Eating Disorders and Adolescents: Warning Signs for Parents

Beaumont Health

Eating Disorders and Adolescents: Warning Signs for Parents


Do you suspect your child has an unhealthy relationship with food? Eating disorders come in all shapes and sizes.

Jaime Taylor, D. O., director of Adolescent Medicine at Beaumont Children's, and her team see young patients with eating disorders, including anorexia nervosa, bulimia nervosa, binge eating and others. The most common is anorexia, with a median age of onset at 12 or 13.

Adolescence is a common time for eating disorders to begin. Typically, it's because that's a great time of change, specifically body change, for young women and young men.

Dr. Taylor suggest parents look for a few key warning signs if they suspect their child may have an eating disorder:

  • an increased anxiety around food
  • displays a change in behavior around meal times
  • is uncomfortable eating in a large group
  • weight loss
  • always wearing baggy, or oversized clothing
  • fear of becoming fat
  • mood changes: anxiety, depression.

Eating disorders do not discriminate.

"If you asked me to describe a typical eating disorder, I wouldn't be able to," says Dr. Taylor. "They look different on everyone.
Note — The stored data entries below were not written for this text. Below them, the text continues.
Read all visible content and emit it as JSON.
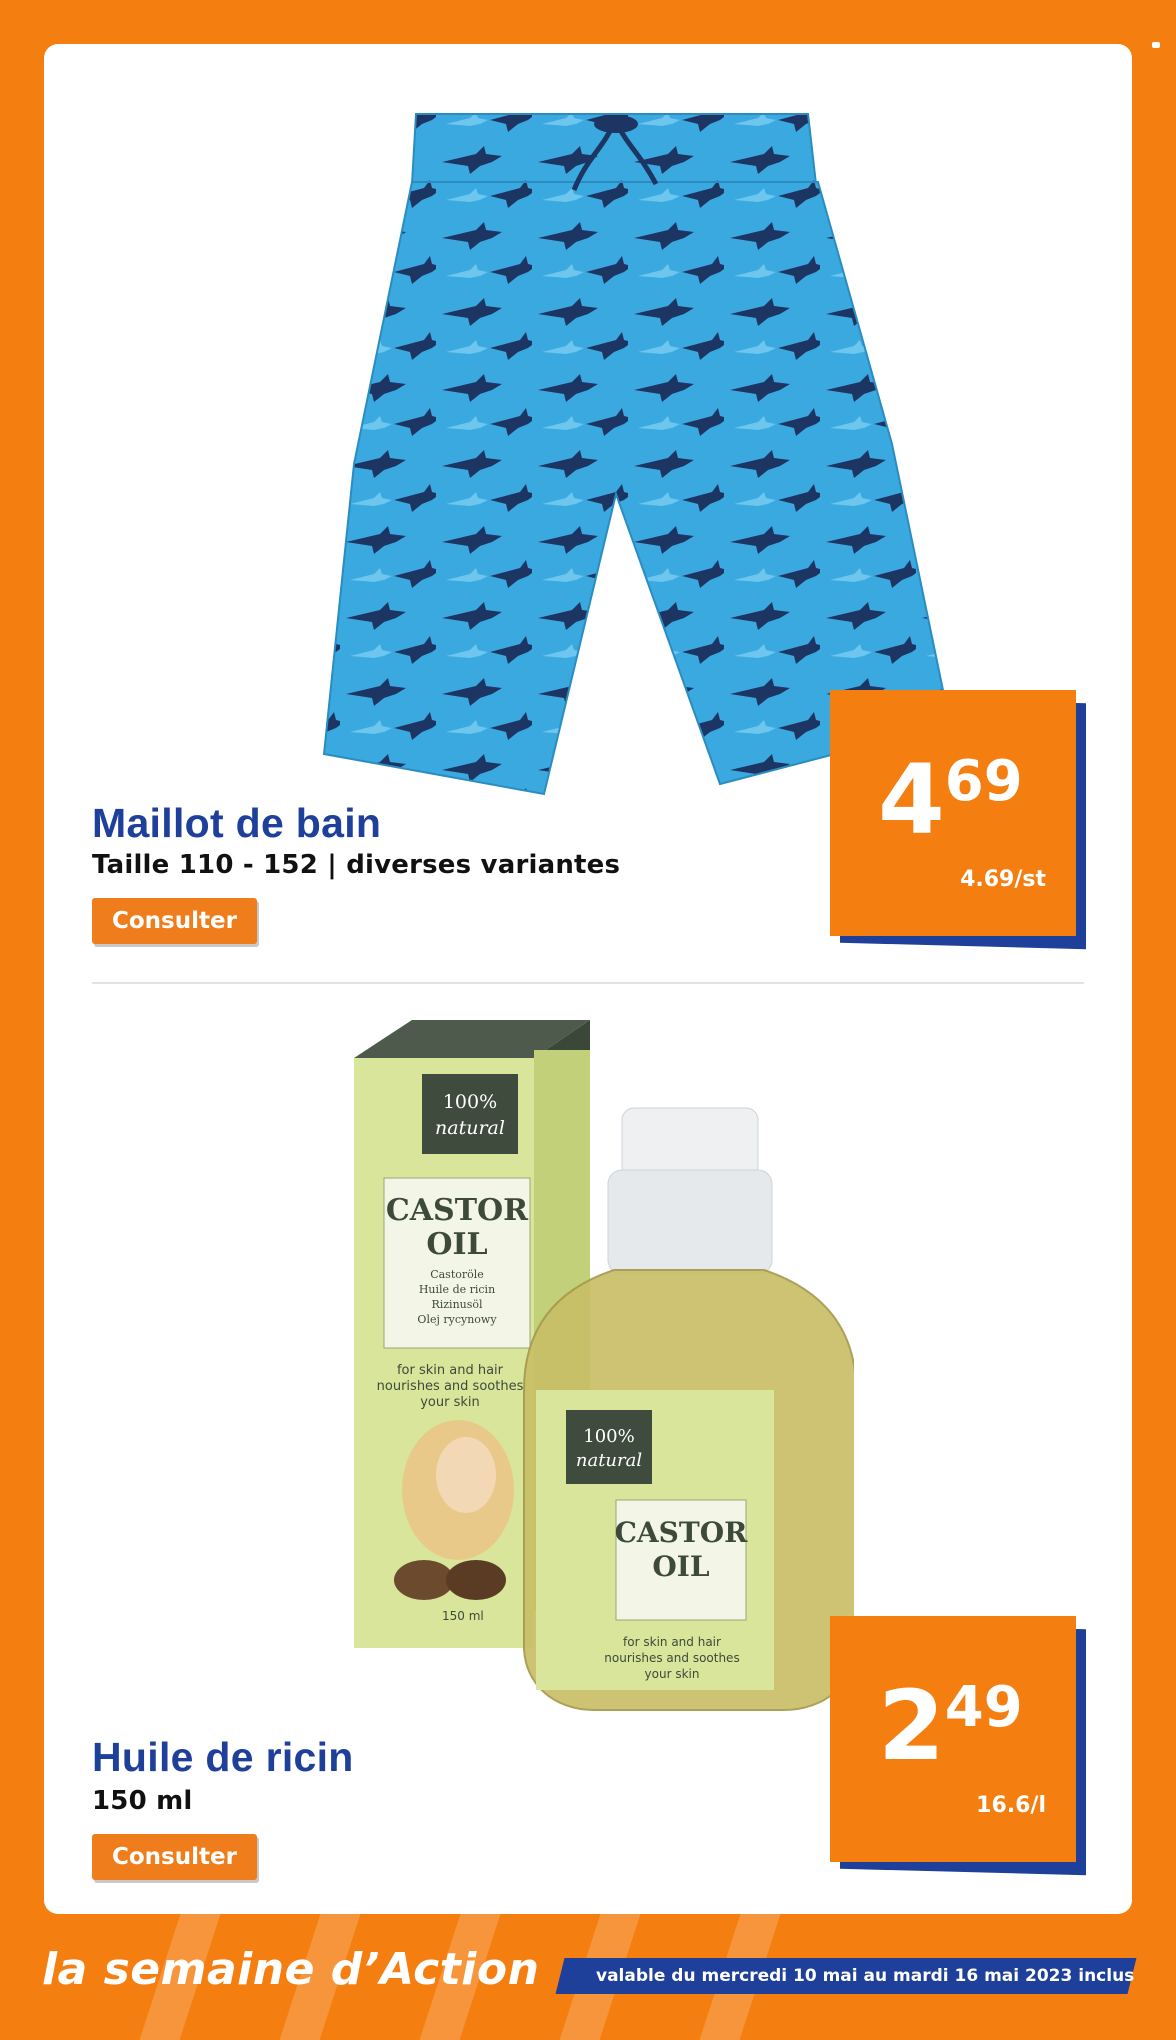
{
  "products": [
    {
      "title": "Maillot de bain",
      "subtitle": "Taille 110 - 152 | diverses variantes",
      "button_label": "Consulter",
      "price_int": "4",
      "price_dec": "69",
      "unit_price": "4.69/st",
      "image_icon": "swim-shorts-image"
    },
    {
      "title": "Huile de ricin",
      "subtitle": "150 ml",
      "button_label": "Consulter",
      "price_int": "2",
      "price_dec": "49",
      "unit_price": "16.6/l",
      "image_icon": "castor-oil-image"
    }
  ],
  "packaging": {
    "badge": "100% natural",
    "name_line1": "CASTOR",
    "name_line2": "OIL",
    "languages": [
      "Castoröle",
      "Huile de ricin",
      "Rizinusöl",
      "Olej rycynowy"
    ],
    "claim": "for skin and hair nourishes and soothes your skin",
    "volume": "150 ml"
  },
  "footer": {
    "brand": "la semaine d’Action",
    "validity": "valable du mercredi 10 mai au mardi 16 mai 2023 inclus"
  },
  "colors": {
    "brand_orange": "#f57e10",
    "brand_blue": "#1e3f9a",
    "shorts_blue": "#3aa9e0",
    "shark_navy": "#1d3563",
    "oil_green": "#d8e59a"
  }
}
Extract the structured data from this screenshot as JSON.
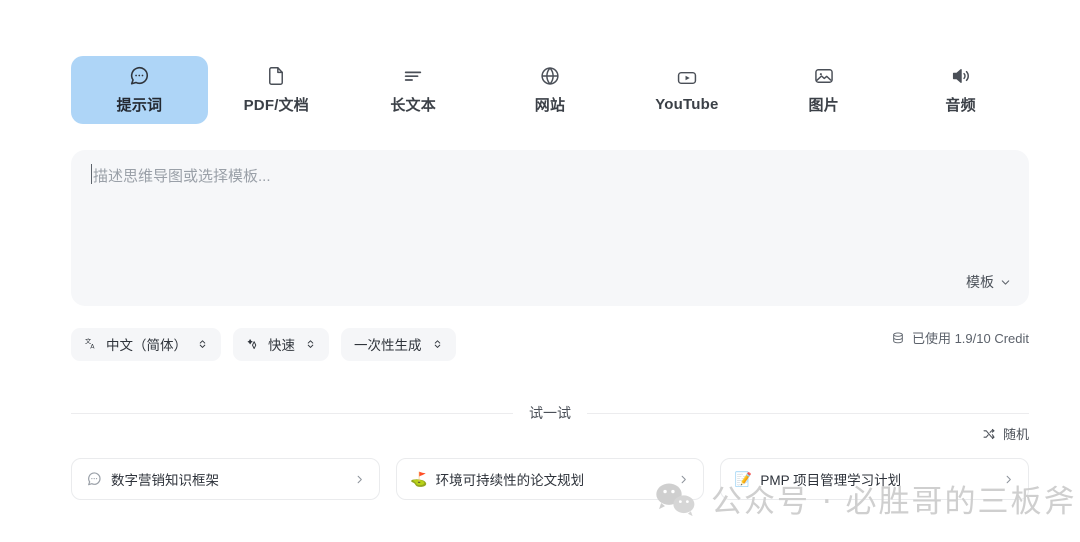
{
  "tabs": [
    {
      "label": "提示词",
      "icon": "chat-bubble-icon",
      "active": true
    },
    {
      "label": "PDF/文档",
      "icon": "document-icon",
      "active": false
    },
    {
      "label": "长文本",
      "icon": "text-lines-icon",
      "active": false
    },
    {
      "label": "网站",
      "icon": "globe-icon",
      "active": false
    },
    {
      "label": "YouTube",
      "icon": "video-play-icon",
      "active": false
    },
    {
      "label": "图片",
      "icon": "image-icon",
      "active": false
    },
    {
      "label": "音频",
      "icon": "speaker-icon",
      "active": false
    }
  ],
  "prompt": {
    "value": "",
    "placeholder": "描述思维导图或选择模板...",
    "template_label": "模板",
    "template_icon": "chevron-down-icon"
  },
  "options": [
    {
      "label": "中文（简体）",
      "icon": "translate-icon",
      "arrows": "up-down-arrows-icon"
    },
    {
      "label": "快速",
      "icon": "sparkle-icon",
      "arrows": "up-down-arrows-icon"
    },
    {
      "label": "一次性生成",
      "icon": "",
      "arrows": "up-down-arrows-icon"
    }
  ],
  "credit": {
    "icon": "database-icon",
    "text": "已使用 1.9/10 Credit"
  },
  "try_section": {
    "divider_label": "试一试",
    "shuffle_label": "随机",
    "shuffle_icon": "shuffle-icon"
  },
  "suggestions": [
    {
      "emoji": "",
      "icon": "chat-bubble-icon",
      "label": "数字营销知识框架",
      "chevron": "chevron-right-icon"
    },
    {
      "emoji": "⛳",
      "icon": "",
      "label": "环境可持续性的论文规划",
      "chevron": "chevron-right-icon"
    },
    {
      "emoji": "📝",
      "icon": "",
      "label": "PMP 项目管理学习计划",
      "chevron": "chevron-right-icon"
    }
  ],
  "watermark": {
    "logo": "wechat-logo",
    "text": "公众号 · 必胜哥的三板斧"
  },
  "colors": {
    "active_tab_bg": "#aed5f7",
    "prompt_bg": "#f6f7f9",
    "chip_bg": "#f5f6f8",
    "card_border": "#eaebed",
    "divider": "#ececee",
    "text_primary": "#2d323a",
    "text_muted": "#9aa0a8",
    "watermark": "#cfcfcf"
  }
}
Also, if you think it’s just a problem that affects girls, think again. Boys can develop eating disorders, too."

If you suspect an eating disorder, as a parent you need to tactfully communicate with your son or daughter and let them know you care. You might say, ‘I'm really concerned about the changes I've seen in your eating. I'm worried you're not feeding your body enough to continue to grow and develop the way you need to.’
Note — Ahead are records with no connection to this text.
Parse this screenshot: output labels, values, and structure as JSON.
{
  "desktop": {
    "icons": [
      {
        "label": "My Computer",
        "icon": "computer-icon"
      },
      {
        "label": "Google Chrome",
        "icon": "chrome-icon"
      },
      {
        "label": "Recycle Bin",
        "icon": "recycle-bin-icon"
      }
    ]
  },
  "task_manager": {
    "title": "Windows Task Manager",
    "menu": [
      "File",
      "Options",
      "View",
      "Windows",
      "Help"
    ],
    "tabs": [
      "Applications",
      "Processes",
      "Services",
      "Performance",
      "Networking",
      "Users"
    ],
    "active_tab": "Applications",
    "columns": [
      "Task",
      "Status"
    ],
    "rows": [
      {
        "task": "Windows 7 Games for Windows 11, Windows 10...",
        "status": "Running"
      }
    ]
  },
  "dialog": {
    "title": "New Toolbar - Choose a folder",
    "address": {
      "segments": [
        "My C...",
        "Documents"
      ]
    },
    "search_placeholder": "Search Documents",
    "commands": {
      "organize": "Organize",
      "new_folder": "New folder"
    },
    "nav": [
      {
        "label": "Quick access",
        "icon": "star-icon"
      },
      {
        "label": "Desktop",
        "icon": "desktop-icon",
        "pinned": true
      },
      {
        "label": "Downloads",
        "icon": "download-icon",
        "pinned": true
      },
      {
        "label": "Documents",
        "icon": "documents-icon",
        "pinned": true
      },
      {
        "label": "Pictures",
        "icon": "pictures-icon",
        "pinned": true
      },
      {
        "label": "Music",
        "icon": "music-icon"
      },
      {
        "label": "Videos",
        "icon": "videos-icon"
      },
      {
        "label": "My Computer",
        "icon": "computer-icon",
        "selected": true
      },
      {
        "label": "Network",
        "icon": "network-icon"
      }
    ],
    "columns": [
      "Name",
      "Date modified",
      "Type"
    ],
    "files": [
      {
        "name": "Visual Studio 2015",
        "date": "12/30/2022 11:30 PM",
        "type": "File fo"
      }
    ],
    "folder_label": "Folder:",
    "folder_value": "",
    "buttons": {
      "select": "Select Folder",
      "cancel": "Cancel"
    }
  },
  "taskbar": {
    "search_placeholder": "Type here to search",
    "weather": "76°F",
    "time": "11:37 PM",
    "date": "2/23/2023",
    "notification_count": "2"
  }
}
Parents should contact their pediatrician to discuss their concerns. Eating disorders can be treated.

Focusing on on positive body image and teaching young people about media literacy leads to greater self-confidence and a decrease in likelihood to develop disordered eating.

If there's something that doesn't seem right about your child … and everybody else around you says, 'No, I think this is OK,' but you still have that nagging feeling, consult your physician. You know your child best.

Left untreated, eating disorders can lead to serious health issues.